千织睁开眼,看到那根沾满自己淫水和残余精液的肉棒正在自己眼前晃动,龟头还挂着一丝透明的黏液,滴落在她的锁骨上。
她下意识地想用手遮住脸,但她已经没有力气抬起手臂了。
“睁大眼睛。看清楚是谁在你身上留下的东西。”
千织睁大了那双泪水模糊的紫色眼眸。
唐镇用手撸动肉棒,将最后一股精液射在她的小腹上。
白浊的精液从肚脐淌下,流过小腹,渗进她今天早上刚换的蕾丝内裤。
那条黑色蕾丝内裤还挂在她脚踝上,此刻被精液浸透了一角,布料上出现了一小片更深的黑色。
精液的热度在冰冷的台面上对比得格外灼烫,千织能感觉到那股黏稠的液体在自己肚子上缓缓流动,浸入每一个毛孔。
他拍了拍她的脸。“完事了。千织小姐。”
千织仰躺在工作台上,瞳孔涣散地看着天花板。
台面上散落着她被撕碎的设计图、被剪烂的礼服布料、以及从自己体内流出的精液和淫水混合物。
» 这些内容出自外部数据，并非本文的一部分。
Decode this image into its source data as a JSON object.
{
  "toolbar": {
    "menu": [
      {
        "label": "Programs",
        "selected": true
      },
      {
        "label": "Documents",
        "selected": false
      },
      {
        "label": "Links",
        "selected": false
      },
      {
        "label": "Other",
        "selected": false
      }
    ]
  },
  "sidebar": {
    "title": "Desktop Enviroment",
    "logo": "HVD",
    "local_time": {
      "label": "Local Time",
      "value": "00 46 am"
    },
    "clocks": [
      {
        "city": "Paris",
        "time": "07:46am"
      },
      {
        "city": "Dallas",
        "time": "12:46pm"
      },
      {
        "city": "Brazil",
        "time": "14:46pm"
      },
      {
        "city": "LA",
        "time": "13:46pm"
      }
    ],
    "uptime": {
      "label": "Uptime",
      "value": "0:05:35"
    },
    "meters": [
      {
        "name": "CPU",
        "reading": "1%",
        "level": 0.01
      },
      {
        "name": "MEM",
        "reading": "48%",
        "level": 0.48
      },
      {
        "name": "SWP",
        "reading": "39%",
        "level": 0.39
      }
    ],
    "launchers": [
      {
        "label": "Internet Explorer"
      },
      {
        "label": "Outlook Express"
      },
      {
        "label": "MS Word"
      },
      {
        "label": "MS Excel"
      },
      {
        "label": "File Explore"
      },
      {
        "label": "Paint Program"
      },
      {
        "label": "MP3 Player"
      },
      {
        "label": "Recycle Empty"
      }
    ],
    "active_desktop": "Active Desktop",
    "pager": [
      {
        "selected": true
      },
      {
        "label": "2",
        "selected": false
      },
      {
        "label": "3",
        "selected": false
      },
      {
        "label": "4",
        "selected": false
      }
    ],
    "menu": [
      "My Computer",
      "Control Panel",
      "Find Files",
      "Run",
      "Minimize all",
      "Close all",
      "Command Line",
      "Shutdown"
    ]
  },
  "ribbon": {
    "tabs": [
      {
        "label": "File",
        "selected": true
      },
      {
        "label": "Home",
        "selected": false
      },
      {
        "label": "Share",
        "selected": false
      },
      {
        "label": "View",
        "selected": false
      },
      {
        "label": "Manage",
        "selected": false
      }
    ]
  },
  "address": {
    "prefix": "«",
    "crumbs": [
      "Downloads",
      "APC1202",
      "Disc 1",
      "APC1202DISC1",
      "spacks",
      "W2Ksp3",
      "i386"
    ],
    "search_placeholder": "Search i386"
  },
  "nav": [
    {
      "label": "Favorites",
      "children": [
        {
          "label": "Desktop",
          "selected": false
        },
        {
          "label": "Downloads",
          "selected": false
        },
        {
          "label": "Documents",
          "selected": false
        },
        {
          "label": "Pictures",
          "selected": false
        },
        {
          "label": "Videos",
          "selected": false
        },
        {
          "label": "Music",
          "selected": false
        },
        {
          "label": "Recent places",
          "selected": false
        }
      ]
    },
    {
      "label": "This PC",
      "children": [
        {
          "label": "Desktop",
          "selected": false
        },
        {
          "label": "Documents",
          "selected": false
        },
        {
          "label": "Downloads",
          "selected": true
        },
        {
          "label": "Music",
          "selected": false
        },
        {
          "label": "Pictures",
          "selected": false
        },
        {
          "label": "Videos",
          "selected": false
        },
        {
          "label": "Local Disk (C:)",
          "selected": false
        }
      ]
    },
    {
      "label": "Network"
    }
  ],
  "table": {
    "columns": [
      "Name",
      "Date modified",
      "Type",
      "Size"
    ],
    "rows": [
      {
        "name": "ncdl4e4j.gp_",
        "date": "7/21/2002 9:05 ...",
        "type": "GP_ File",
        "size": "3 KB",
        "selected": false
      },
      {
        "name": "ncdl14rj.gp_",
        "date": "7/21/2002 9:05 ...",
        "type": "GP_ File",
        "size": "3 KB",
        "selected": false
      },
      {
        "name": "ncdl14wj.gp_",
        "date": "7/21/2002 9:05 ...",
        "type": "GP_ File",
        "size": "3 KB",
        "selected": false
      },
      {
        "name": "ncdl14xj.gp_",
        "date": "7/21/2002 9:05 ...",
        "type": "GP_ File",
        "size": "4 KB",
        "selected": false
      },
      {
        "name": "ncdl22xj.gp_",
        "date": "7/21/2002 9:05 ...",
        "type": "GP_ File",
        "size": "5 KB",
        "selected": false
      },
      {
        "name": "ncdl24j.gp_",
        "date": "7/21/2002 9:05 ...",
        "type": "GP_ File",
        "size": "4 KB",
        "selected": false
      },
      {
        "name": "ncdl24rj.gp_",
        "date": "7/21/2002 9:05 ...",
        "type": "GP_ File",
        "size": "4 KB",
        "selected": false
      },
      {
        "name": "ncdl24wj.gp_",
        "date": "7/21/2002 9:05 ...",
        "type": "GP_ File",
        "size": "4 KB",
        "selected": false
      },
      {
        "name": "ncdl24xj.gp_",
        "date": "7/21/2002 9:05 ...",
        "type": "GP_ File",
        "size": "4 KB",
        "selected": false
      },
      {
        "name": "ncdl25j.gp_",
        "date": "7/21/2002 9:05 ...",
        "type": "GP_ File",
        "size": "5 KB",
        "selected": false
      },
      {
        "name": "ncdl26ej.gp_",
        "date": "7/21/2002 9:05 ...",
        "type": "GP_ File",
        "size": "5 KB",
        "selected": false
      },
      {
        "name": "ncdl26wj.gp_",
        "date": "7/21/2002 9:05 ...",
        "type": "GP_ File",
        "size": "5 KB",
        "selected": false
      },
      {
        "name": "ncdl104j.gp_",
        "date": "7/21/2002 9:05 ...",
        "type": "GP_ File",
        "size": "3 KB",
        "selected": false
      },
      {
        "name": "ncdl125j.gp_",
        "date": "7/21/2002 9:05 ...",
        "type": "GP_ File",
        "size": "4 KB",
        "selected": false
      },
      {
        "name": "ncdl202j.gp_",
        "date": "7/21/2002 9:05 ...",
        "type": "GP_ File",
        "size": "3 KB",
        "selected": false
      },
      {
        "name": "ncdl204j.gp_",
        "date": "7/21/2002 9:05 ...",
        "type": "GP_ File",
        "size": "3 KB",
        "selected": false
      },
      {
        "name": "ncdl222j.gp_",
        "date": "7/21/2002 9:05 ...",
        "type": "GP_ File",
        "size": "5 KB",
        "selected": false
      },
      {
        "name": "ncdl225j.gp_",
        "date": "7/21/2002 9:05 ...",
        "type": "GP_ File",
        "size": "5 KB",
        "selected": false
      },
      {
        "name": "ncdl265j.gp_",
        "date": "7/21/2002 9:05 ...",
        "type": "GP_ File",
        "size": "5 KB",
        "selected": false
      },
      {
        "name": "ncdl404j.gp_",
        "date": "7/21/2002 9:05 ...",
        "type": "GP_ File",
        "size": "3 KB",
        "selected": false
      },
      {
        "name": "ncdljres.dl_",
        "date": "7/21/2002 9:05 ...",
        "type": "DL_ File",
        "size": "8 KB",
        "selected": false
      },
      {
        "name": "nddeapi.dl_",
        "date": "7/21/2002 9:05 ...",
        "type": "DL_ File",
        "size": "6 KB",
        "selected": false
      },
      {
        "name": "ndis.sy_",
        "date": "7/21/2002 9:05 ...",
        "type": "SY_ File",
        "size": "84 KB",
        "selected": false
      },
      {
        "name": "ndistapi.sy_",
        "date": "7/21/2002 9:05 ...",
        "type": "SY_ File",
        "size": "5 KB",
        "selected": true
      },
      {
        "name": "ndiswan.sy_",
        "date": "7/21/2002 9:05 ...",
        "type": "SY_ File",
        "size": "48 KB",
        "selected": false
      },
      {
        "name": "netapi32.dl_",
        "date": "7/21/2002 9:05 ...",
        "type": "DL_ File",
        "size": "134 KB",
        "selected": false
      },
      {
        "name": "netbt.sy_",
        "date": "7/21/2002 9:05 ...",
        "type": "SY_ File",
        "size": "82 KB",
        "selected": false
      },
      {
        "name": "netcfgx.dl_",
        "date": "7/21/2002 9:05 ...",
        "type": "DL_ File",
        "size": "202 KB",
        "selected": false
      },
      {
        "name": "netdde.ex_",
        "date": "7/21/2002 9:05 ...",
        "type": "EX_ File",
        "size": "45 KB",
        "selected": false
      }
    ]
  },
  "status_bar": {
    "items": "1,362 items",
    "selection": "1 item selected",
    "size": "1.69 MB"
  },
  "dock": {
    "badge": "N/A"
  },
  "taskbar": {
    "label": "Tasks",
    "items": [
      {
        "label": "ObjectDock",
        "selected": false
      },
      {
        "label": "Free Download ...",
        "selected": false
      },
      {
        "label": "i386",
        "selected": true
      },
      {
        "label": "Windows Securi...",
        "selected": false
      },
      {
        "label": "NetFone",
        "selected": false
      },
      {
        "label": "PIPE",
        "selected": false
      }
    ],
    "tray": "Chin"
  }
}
她的手指无意间触碰到一片被精液浸透的设计草图碎片,指尖传来湿润黏腻的触感。
这是她的工作台。
她在这里做了十年的衣服。
而今天,她自己成了被使用的布料。
夏洛蒂放下相机,沉默地站在角落。她的手已经不抖了。
夏沃蕾从头到尾坐在角落的椅子上,没有动过。
她的脸色比进店时更白了几分,看着天花板上某个固定的点。
刚才的每一幕她都看在了眼里,每一巴掌、每一声呻吟、每一次快门声。
唐镇系好裤链,从地上捡起那条被撕坏的蕾丝内裤,搁在工作台边缘,挨着千织还在颤抖的腿。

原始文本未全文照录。